We spent dusk (my favorite time of day) at Presidio Park with lattes in hand and kids running in the mud. Joy arrived somewhere in the middle of all that. I’m not sure how or when. And after the kids went to bed, we made chili in the kitchen . . . by candlelight. And, like a medication, the joy nourished that soul longing inside me. Virtuously.
Today, it all starts over again. The choice is mine: nourish the toxic voices or nourish myself. God, I need you.
I’d love to know . . . How do you battle the toxic voices?
Waiting is hard.
Steve and I are waiting for our next set of orders with the Navy. Nothing is official until you have those papers in hand, so we’re waiting.
Lots of scenarios.
Lots of maybes.
Lots of there’s a chance you might be . . .

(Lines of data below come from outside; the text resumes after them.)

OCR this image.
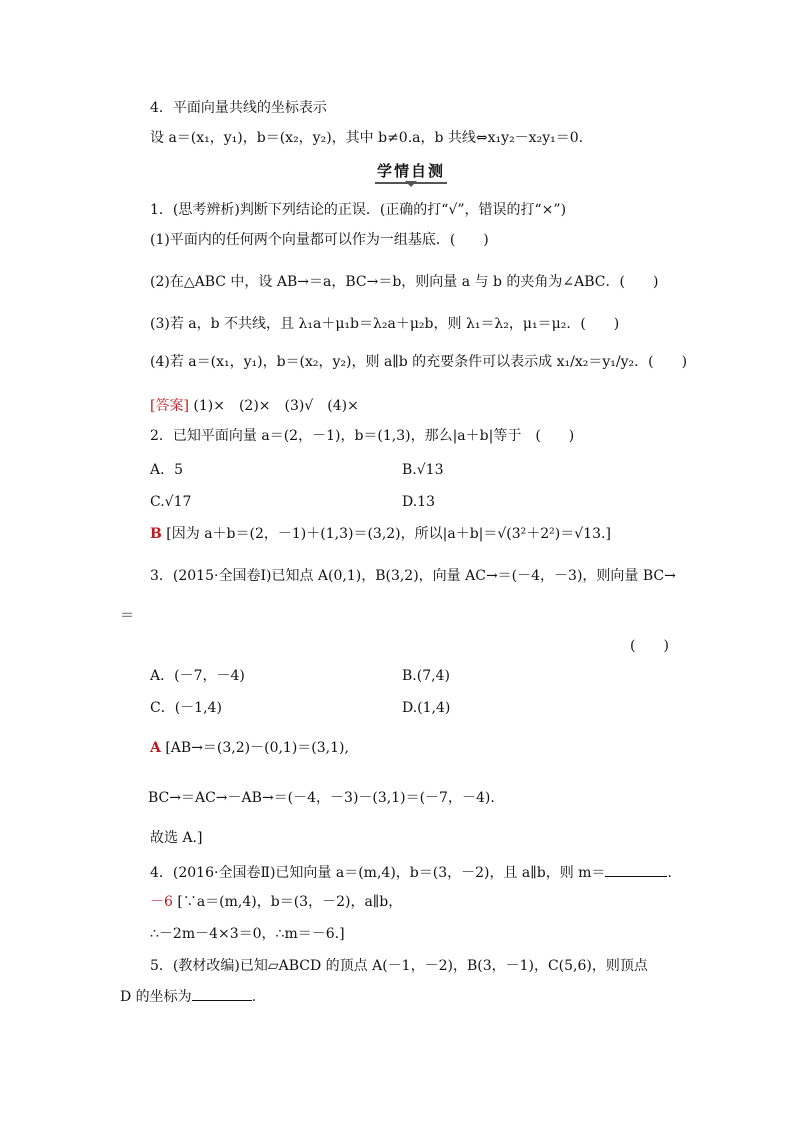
4．平面向量共线的坐标表示
设 a＝(x₁，y₁)，b＝(x₂，y₂)，其中 b≠0.a，b 共线⇔x₁y₂－x₂y₁＝0.
学情自测
1．(思考辨析)判断下列结论的正误．(正确的打“√”，错误的打“×”)
(1)平面内的任何两个向量都可以作为一组基底．(　　)
(2)在△ABC 中，设 AB→＝a，BC→＝b，则向量 a 与 b 的夹角为∠ABC．(　　)
(3)若 a，b 不共线，且 λ₁a＋μ₁b＝λ₂a＋μ₂b，则 λ₁＝λ₂，μ₁＝μ₂．(　　)
(4)若 a＝(x₁，y₁)，b＝(x₂，y₂)，则 a∥b 的充要条件可以表示成 x₁/x₂＝y₁/y₂．(　　)
[答案] (1)×　(2)×　(3)√　(4)×
2．已知平面向量 a＝(2，－1)，b＝(1,3)，那么|a＋b|等于　(　　)
A．5	B.√13
C.√17	D.13
B [因为 a＋b＝(2，－1)＋(1,3)＝(3,2)，所以|a＋b|＝√(3²＋2²)＝√13.]
3．(2015·全国卷Ⅰ)已知点 A(0,1)，B(3,2)，向量 AC→＝(－4，－3)，则向量 BC→
＝
(　　)
A．(－7，－4)	B.(7,4)
C．(－1,4)	D.(1,4)
A [AB→＝(3,2)－(0,1)＝(3,1),
BC→＝AC→－AB→＝(－4，－3)－(3,1)＝(－7，－4).
故选 A.]
4．(2016·全国卷Ⅱ)已知向量 a＝(m,4)，b＝(3，－2)，且 a∥b，则 m＝	.
－6 [∵a＝(m,4)，b＝(3，－2)，a∥b，
∴－2m－4×3＝0，∴m＝－6.]
5．(教材改编)已知▱ABCD 的顶点 A(－1，－2)，B(3，－1)，C(5,6)，则顶点
D 的坐标为	.
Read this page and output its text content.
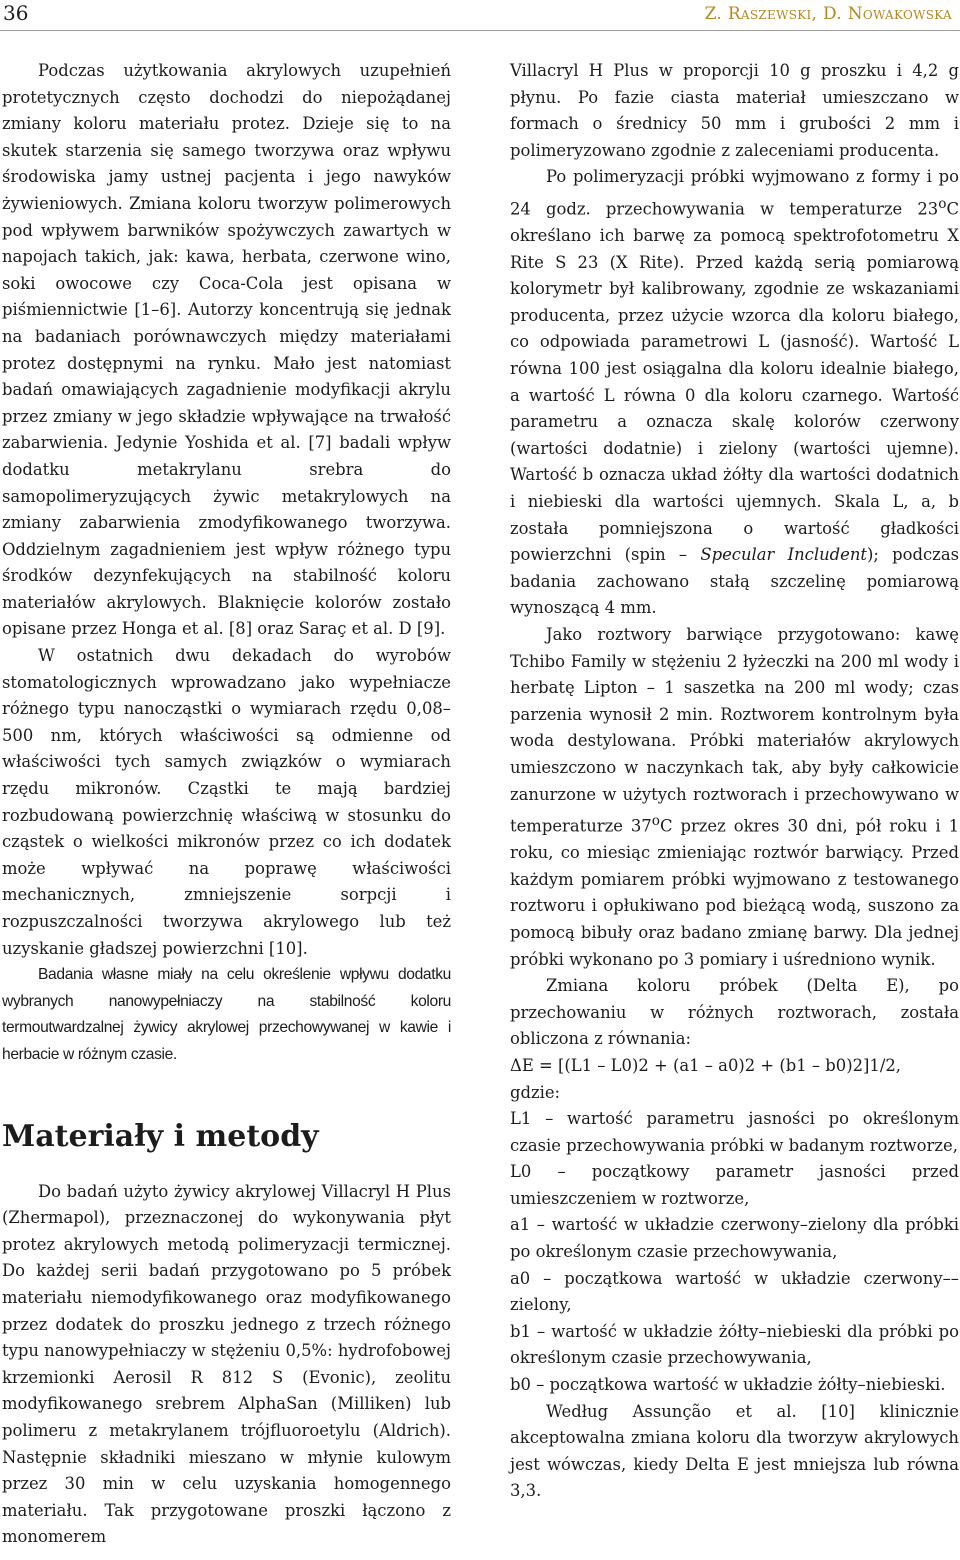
36	Z. Raszewski, D. Nowakowska

Podczas użytkowania akrylowych uzupełnień protetycznych często dochodzi do niepożądanej zmiany koloru materiału protez. Dzieje się to na skutek starzenia się samego tworzywa oraz wpływu środowiska jamy ustnej pacjenta i jego nawyków żywieniowych. Zmiana koloru tworzyw polimerowych pod wpływem barwników spożywczych zawartych w napojach takich, jak: kawa, herbata, czerwone wino, soki owocowe czy Coca-Cola jest opisana w piśmiennictwie [1–6]. Autorzy koncentrują się jednak na badaniach porównawczych między materiałami protez dostępnymi na rynku. Mało jest natomiast badań omawiających zagadnienie modyfikacji akrylu przez zmiany w jego składzie wpływające na trwałość zabarwienia. Jedynie Yoshida et al. [7] badali wpływ dodatku metakrylanu srebra do samopolimeryzujących żywic metakrylowych na zmiany zabarwienia zmodyfikowanego tworzywa. Oddzielnym zagadnieniem jest wpływ różnego typu środków dezynfekujących na stabilność koloru materiałów akrylowych. Blaknięcie kolorów zostało opisane przez Honga et al. [8] oraz Saraç et al. D [9].

W ostatnich dwu dekadach do wyrobów stomatologicznych wprowadzano jako wypełniacze różnego typu nanocząstki o wymiarach rzędu 0,08–500 nm, których właściwości są odmienne od właściwości tych samych związków o wymiarach rzędu mikronów. Cząstki te mają bardziej rozbudowaną powierzchnię właściwą w stosunku do cząstek o wielkości mikronów przez co ich dodatek może wpływać na poprawę właściwości mechanicznych, zmniejszenie sorpcji i rozpuszczalności tworzywa akrylowego lub też uzyskanie gładszej powierzchni [10].

Badania własne miały na celu określenie wpływu dodatku wybranych nanowypełniaczy na stabilność koloru termoutwardzalnej żywicy akrylowej przechowywanej w kawie i herbacie w różnym czasie.

Materiały i metody

Do badań użyto żywicy akrylowej Villacryl H Plus (Zhermapol), przeznaczonej do wykonywania płyt protez akrylowych metodą polimeryzacji termicznej. Do każdej serii badań przygotowano po 5 próbek materiału niemodyfikowanego oraz modyfikowanego przez dodatek do proszku jednego z trzech różnego typu nanowypełniaczy w stężeniu 0,5%: hydrofobowej krzemionki Aerosil R 812 S (Evonic), zeolitu modyfikowanego srebrem AlphaSan (Milliken) lub polimeru z metakrylanem trójfluoroetylu (Aldrich). Następnie składniki mieszano w młynie kulowym przez 30 min w celu uzyskania homogennego materiału. Tak przygotowane proszki łączono z monomerem

Villacryl H Plus w proporcji 10 g proszku i 4,2 g płynu. Po fazie ciasta materiał umieszczano w formach o średnicy 50 mm i grubości 2 mm i polimeryzowano zgodnie z zaleceniami producenta.

Po polimeryzacji próbki wyjmowano z formy i po 24 godz. przechowywania w temperaturze 23$^o$C określano ich barwę za pomocą spektrofotometru X Rite S 23 (X Rite). Przed każdą serią pomiarową kolorymetr był kalibrowany, zgodnie ze wskazaniami producenta, przez użycie wzorca dla koloru białego, co odpowiada parametrowi L (jasność). Wartość L równa 100 jest osiągalna dla koloru idealnie białego, a wartość L równa 0 dla koloru czarnego. Wartość parametru a oznacza skalę kolorów czerwony (wartości dodatnie) i zielony (wartości ujemne). Wartość b oznacza układ żółty dla wartości dodatnich i niebieski dla wartości ujemnych. Skala L, a, b została pomniejszona o wartość gładkości powierzchni (spin – Specular Includent); podczas badania zachowano stałą szczelinę pomiarową wynoszącą 4 mm.

Jako roztwory barwiące przygotowano: kawę Tchibo Family w stężeniu 2 łyżeczki na 200 ml wody i herbatę Lipton – 1 saszetka na 200 ml wody; czas parzenia wynosił 2 min. Roztworem kontrolnym była woda destylowana. Próbki materiałów akrylowych umieszczono w naczynkach tak, aby były całkowicie zanurzone w użytych roztworach i przechowywano w temperaturze 37$^o$C przez okres 30 dni, pół roku i 1 roku, co miesiąc zmieniając roztwór barwiący. Przed każdym pomiarem próbki wyjmowano z testowanego roztworu i opłukiwano pod bieżącą wodą, suszono za pomocą bibuły oraz badano zmianę barwy. Dla jednej próbki wykonano po 3 pomiary i uśredniono wynik.

Zmiana koloru próbek (Delta E), po przechowaniu w różnych roztworach, została obliczona z równania:

ΔE = [(L1 – L0)2 + (a1 – a0)2 + (b1 – b0)2]1/2,

gdzie:

L1 – wartość parametru jasności po określonym czasie przechowywania próbki w badanym roztworze,

L0 – początkowy parametr jasności przed umieszczeniem w roztworze,

a1 – wartość w układzie czerwony–zielony dla próbki po określonym czasie przechowywania,

a0 – początkowa wartość w układzie czerwony––zielony,

b1 – wartość w układzie żółty–niebieski dla próbki po określonym czasie przechowywania,

b0 – początkowa wartość w układzie żółty–niebieski.

Według Assunção et al. [10] klinicznie akceptowalna zmiana koloru dla tworzyw akrylowych jest wówczas, kiedy Delta E jest mniejsza lub równa 3,3.
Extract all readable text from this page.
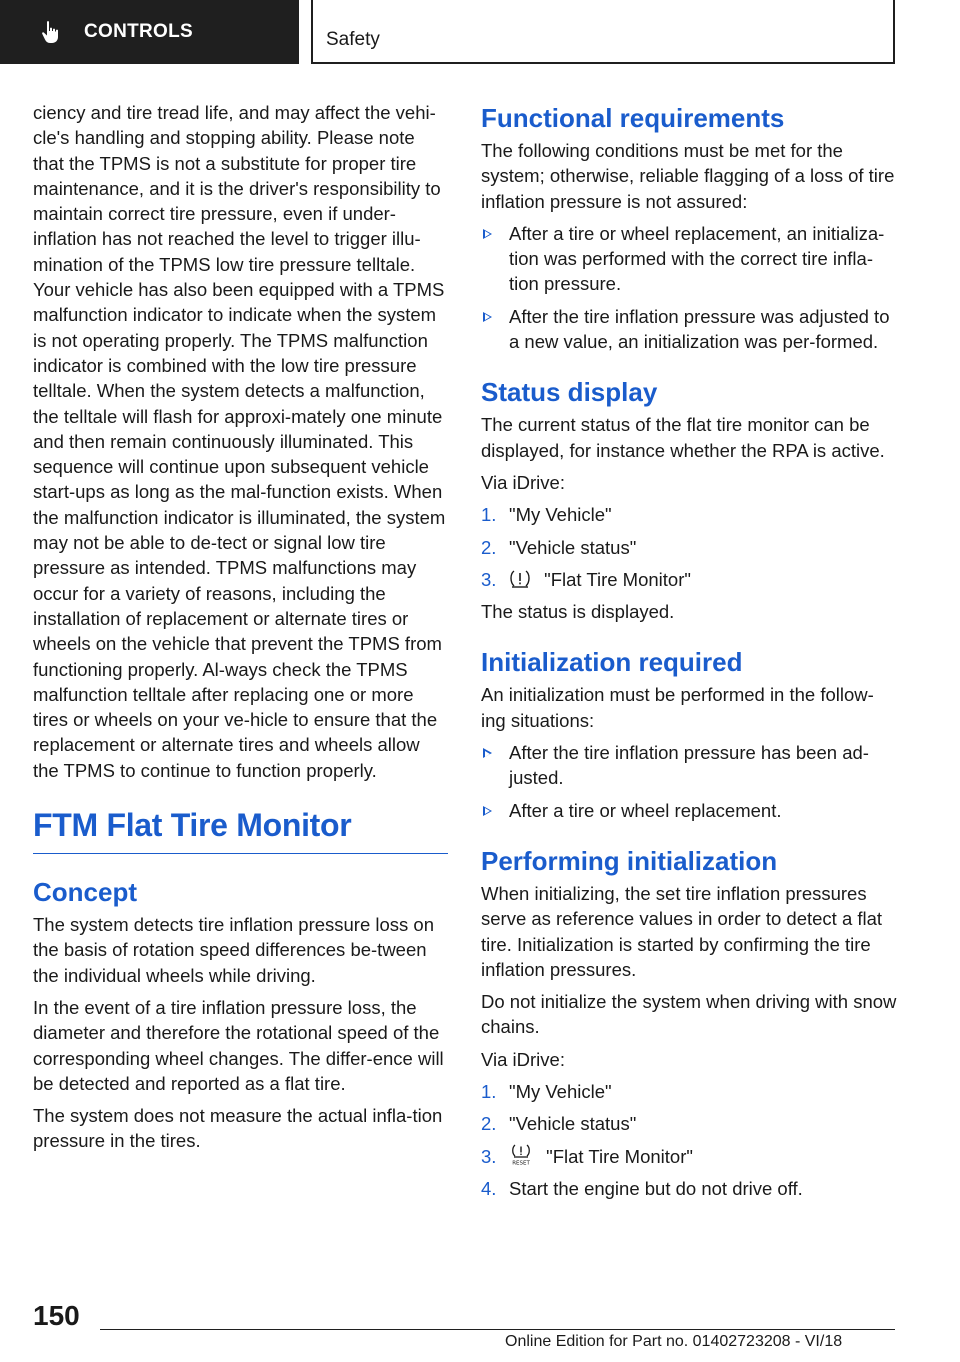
CONTROLS	Safety

ciency and tire tread life, and may affect the vehi-cle's handling and stopping ability. Please note that the TPMS is not a substitute for proper tire maintenance, and it is the driver's responsibility to maintain correct tire pressure, even if under-inflation has not reached the level to trigger illu-mination of the TPMS low tire pressure telltale. Your vehicle has also been equipped with a TPMS malfunction indicator to indicate when the system is not operating properly. The TPMS malfunction indicator is combined with the low tire pressure telltale. When the system detects a malfunction, the telltale will flash for approxi-mately one minute and then remain continuously illuminated. This sequence will continue upon subsequent vehicle start-ups as long as the mal-function exists. When the malfunction indicator is illuminated, the system may not be able to de-tect or signal low tire pressure as intended. TPMS malfunctions may occur for a variety of reasons, including the installation of replacement or alternate tires or wheels on the vehicle that prevent the TPMS from functioning properly. Al-ways check the TPMS malfunction telltale after replacing one or more tires or wheels on your ve-hicle to ensure that the replacement or alternate tires and wheels allow the TPMS to continue to function properly.

FTM Flat Tire Monitor
Concept

The system detects tire inflation pressure loss on the basis of rotation speed differences be-tween the individual wheels while driving.

In the event of a tire inflation pressure loss, the diameter and therefore the rotational speed of the corresponding wheel changes. The differ-ence will be detected and reported as a flat tire.

The system does not measure the actual infla-tion pressure in the tires.

Functional requirements

The following conditions must be met for the system; otherwise, reliable flagging of a loss of tire inflation pressure is not assured:

After a tire or wheel replacement, an initializa-tion was performed with the correct tire infla-tion pressure.
After the tire inflation pressure was adjusted to a new value, an initialization was per-formed.
Status display

The current status of the flat tire monitor can be displayed, for instance whether the RPA is active.

Via iDrive:

1. "My Vehicle"
2. "Vehicle status"
3.	"Flat Tire Monitor"

The status is displayed.

Initialization required

An initialization must be performed in the follow-ing situations:

After the tire inflation pressure has been ad-justed.
After a tire or wheel replacement.
Performing initialization

When initializing, the set tire inflation pressures serve as reference values in order to detect a flat tire. Initialization is started by confirming the tire inflation pressures.

Do not initialize the system when driving with snow chains.

Via iDrive:

1. "My Vehicle"
2. "Vehicle status"
3.	RESET "Flat Tire Monitor"
4. Start the engine but do not drive off.
150
Online Edition for Part no. 01402723208 - VI/18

But, the reality is, we’re waiting. Waiting for our life to change, probably. Waiting for our life to stay the same, maybe. Trying to hold emotional space for all possibilities. Trying to name desires and, at the same time, relinquish the outcome. This is pure work for me.
Waiting is a complete release of control. That’s probably what makes it so hard. We have to sit still without any real power, any real choice, other than the option to do the work of waiting well.
The pent up energy of wanting to hold orders in my hand – have it all down in writing – makes me want to do something, anything. But doing anything at this point is really wasted energy. So I’m invited to do what I don’t naturally do well: just keep breathing and let things unfold. Practically impossible, really.
In the midst of waiting, I’m processing what I want for my kids, my marriage, myself.
Isn’t it strange that wrapped up in the same human being is both the intense longing to settle, put down roots, nest, claim a place AND the wild longing to run toward adventure, risk, unknown, change, journey?
My Pirate and I may be headed for the high seas . . . the gypsy in me is dazzled. The housewife in me is scared.
No matter, we wait. The hardest and the holiest work.